Tensions will emerge between Microsoft and OpenAI. As OpenAI aggressively expands its enterprise business, it will increasingly find itself competing directly with Microsoft for customers. For Microsoft, as a supplier of cutting-edge AI models, there are compelling reasons to diversify beyond OpenAI.
Venture capital may return to the crypto space in 2024. Some excessive AI hype will shift elsewhere.

10. Current leading generative AI models have been trained on vast amounts of copyrighted content, which may trigger massive liabilities and alter the industry's economic landscape. At least one U.S. court will rule that generative AI models trained on internet content constitute copyright infringement. This issue will begin moving toward the U.S. Supreme Court.

@Intel Chief Information Security Officer Michael DeBolt

While there doesn't seem to be a killer AI application for cybercriminals yet, its powerful capabilities could assist with some mundane backend tasks performed by cybercriminals.

For example, using LLMs to sort through massive amounts of stolen data to identify the most critical information needed for corporate extortion. Or employing chatbots for preliminary ransom negotiations.

Another hypothetical innovation could be an AI tool that calculates the maximum ransom an organization would pay based on stolen data. We reported some examples in Q2 2023 where participants implemented AI in their products, including initial access brokers (IABs) using AI to provide free translation services. In May 2023, we reported a threat actor offering a tool allegedly capable of bypassing ChatGPT restrictions.

AI and machine learning tools can simulate through video and audio, posing a threat to identity and access management. AI-rendered videos are now relatively easy to detect, but synthetic voice cloning remains a significant threat for organizations using voice biometrics as part of their authentication process.

We still believe that AI cannot be fully relied upon to carry out more complex cybercrimes, as doing so in its current form may produce flawed results. However, the field is developing so rapidly that it's difficult to foresee what's coming next.

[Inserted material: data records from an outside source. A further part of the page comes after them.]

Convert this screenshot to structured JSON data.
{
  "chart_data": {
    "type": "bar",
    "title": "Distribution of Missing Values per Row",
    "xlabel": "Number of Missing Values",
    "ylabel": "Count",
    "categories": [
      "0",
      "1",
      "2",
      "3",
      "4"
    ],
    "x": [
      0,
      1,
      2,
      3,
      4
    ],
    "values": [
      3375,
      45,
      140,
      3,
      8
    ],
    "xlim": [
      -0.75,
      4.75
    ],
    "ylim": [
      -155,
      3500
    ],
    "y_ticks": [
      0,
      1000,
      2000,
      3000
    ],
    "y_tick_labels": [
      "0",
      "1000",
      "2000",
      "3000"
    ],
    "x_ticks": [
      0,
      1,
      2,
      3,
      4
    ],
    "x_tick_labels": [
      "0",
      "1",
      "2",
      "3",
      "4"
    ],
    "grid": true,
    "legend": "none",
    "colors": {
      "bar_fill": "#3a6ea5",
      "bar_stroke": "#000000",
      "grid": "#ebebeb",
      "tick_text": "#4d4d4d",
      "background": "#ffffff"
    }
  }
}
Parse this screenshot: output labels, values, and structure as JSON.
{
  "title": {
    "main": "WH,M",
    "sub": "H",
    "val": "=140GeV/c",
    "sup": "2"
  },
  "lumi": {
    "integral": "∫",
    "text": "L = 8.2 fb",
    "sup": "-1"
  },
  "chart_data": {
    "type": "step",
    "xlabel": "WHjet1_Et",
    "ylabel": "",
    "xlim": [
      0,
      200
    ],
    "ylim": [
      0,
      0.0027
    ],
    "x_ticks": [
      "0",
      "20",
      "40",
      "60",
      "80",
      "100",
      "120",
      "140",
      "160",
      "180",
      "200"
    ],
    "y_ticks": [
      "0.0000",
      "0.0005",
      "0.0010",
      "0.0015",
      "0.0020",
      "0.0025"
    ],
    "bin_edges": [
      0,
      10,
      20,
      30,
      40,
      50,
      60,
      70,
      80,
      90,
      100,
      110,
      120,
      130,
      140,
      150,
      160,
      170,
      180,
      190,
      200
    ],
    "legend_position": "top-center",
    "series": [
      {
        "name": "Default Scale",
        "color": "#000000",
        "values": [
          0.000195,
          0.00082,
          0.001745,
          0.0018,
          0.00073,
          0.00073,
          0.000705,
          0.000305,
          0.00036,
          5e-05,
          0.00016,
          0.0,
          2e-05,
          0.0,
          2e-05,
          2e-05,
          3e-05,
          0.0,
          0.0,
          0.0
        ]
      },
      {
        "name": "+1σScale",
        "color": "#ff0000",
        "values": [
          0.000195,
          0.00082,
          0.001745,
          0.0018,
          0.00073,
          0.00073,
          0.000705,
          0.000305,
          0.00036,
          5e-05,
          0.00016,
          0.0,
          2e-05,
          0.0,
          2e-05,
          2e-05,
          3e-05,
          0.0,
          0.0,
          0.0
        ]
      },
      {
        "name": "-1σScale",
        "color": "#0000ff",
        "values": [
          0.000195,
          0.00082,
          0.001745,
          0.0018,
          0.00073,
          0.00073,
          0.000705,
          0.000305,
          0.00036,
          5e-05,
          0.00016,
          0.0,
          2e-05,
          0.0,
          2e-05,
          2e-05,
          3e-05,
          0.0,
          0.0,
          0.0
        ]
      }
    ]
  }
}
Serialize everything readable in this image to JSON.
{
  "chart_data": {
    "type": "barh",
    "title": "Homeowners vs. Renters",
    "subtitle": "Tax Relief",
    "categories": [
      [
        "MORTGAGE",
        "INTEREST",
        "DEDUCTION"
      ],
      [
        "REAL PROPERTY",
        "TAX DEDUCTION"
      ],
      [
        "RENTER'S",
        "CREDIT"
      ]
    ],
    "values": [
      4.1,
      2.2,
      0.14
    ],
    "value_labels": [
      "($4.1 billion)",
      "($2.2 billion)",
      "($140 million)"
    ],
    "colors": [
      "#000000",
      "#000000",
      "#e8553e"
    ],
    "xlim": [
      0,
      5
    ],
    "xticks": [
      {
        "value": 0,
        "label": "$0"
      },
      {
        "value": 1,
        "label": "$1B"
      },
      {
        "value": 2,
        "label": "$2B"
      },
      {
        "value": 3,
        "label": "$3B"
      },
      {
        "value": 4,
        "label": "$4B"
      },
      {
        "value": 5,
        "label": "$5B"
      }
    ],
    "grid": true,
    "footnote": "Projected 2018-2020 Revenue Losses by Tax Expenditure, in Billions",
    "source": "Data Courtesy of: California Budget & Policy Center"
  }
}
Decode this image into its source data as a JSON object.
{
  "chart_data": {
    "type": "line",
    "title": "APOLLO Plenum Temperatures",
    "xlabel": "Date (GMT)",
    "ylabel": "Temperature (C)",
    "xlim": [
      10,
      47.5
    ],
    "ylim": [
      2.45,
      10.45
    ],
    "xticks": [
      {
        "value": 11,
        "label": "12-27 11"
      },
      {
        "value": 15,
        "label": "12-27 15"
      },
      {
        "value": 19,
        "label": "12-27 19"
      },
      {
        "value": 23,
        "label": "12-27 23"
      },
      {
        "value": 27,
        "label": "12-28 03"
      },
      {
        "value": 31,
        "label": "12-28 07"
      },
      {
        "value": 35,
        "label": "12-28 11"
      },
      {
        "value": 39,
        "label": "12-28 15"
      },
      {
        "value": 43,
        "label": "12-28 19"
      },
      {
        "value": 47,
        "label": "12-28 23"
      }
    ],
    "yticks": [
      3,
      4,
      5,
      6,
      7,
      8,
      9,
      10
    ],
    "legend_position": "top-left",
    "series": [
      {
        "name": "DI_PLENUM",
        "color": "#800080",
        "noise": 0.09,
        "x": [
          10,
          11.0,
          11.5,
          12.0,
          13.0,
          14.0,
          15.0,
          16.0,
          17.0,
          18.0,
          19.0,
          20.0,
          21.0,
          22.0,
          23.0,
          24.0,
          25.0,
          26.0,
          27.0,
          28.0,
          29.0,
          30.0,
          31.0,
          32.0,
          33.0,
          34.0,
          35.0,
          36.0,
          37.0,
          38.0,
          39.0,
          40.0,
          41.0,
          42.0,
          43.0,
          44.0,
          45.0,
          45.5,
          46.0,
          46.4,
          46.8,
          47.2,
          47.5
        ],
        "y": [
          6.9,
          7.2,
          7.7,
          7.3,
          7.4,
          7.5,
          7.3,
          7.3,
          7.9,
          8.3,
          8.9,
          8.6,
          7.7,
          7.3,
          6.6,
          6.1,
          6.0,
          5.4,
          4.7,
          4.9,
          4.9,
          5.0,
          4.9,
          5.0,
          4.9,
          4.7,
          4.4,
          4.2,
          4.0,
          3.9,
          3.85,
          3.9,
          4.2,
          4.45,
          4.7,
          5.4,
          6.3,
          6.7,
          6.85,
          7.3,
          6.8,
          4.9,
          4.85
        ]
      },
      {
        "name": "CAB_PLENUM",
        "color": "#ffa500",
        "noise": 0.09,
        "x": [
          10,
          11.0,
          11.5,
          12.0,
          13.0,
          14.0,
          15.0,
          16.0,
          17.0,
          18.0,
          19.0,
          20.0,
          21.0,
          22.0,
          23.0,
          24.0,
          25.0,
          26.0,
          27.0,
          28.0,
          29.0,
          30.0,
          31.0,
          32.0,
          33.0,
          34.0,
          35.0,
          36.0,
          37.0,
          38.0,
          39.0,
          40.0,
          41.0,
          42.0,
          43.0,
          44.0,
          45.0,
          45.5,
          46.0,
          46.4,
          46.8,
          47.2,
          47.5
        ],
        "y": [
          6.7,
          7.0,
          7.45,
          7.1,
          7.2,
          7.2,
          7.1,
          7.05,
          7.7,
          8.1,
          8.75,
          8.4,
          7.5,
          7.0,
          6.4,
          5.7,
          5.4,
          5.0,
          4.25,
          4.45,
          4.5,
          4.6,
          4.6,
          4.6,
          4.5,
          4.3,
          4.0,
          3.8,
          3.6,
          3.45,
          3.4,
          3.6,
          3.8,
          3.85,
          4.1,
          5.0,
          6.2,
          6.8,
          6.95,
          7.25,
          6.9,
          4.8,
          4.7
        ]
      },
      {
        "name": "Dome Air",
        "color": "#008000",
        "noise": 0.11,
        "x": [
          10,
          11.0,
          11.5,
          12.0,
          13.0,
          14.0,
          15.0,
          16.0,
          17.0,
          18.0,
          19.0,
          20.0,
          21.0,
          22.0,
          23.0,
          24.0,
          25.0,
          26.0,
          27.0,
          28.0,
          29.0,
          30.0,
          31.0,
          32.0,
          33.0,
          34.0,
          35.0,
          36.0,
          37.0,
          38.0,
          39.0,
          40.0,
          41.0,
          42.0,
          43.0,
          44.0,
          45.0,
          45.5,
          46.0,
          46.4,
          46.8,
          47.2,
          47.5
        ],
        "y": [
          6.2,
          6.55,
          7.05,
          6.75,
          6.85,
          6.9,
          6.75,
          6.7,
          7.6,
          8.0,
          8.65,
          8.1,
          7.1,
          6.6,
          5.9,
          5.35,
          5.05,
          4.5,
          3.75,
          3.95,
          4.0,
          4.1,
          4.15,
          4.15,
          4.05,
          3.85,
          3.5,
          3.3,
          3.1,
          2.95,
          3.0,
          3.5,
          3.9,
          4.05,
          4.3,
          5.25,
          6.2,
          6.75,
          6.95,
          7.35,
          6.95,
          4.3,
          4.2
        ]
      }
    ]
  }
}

The proliferation of open-source LLMs and services—some intentionally built without security safeguards to prevent malicious use—means this area remains an unknown variable.

Three things that won't change

@AI Scholar Andrew Ng

Prominent AI scholar Andrew Ng has published a new article predicting AI trends on the official website of DeepLearning.AI, the AI education technology company he founded. He believes there are three aspects in the AI field that will remain unchanged over the next decade:

We need an AI community. People with friends and allies perform better than those without. Although the AI world seems to bring breakthroughs every week, it's best to distinguish what's real from hype, validate ideas, support each other, and create together with friends.

Those who know how to use AI tools work more efficiently. Individuals and businesses skilled in manipulating data can better understand the truth, make better decisions, and achieve more results. As AI continues to advance, this will become a reality.

AI needs good data to function properly. Just as humans require good data to make decisions—from determining marketing strategies to deciding what to feed their children—AI also needs good data, even as our algorithms continue to expand, evolve, and improve.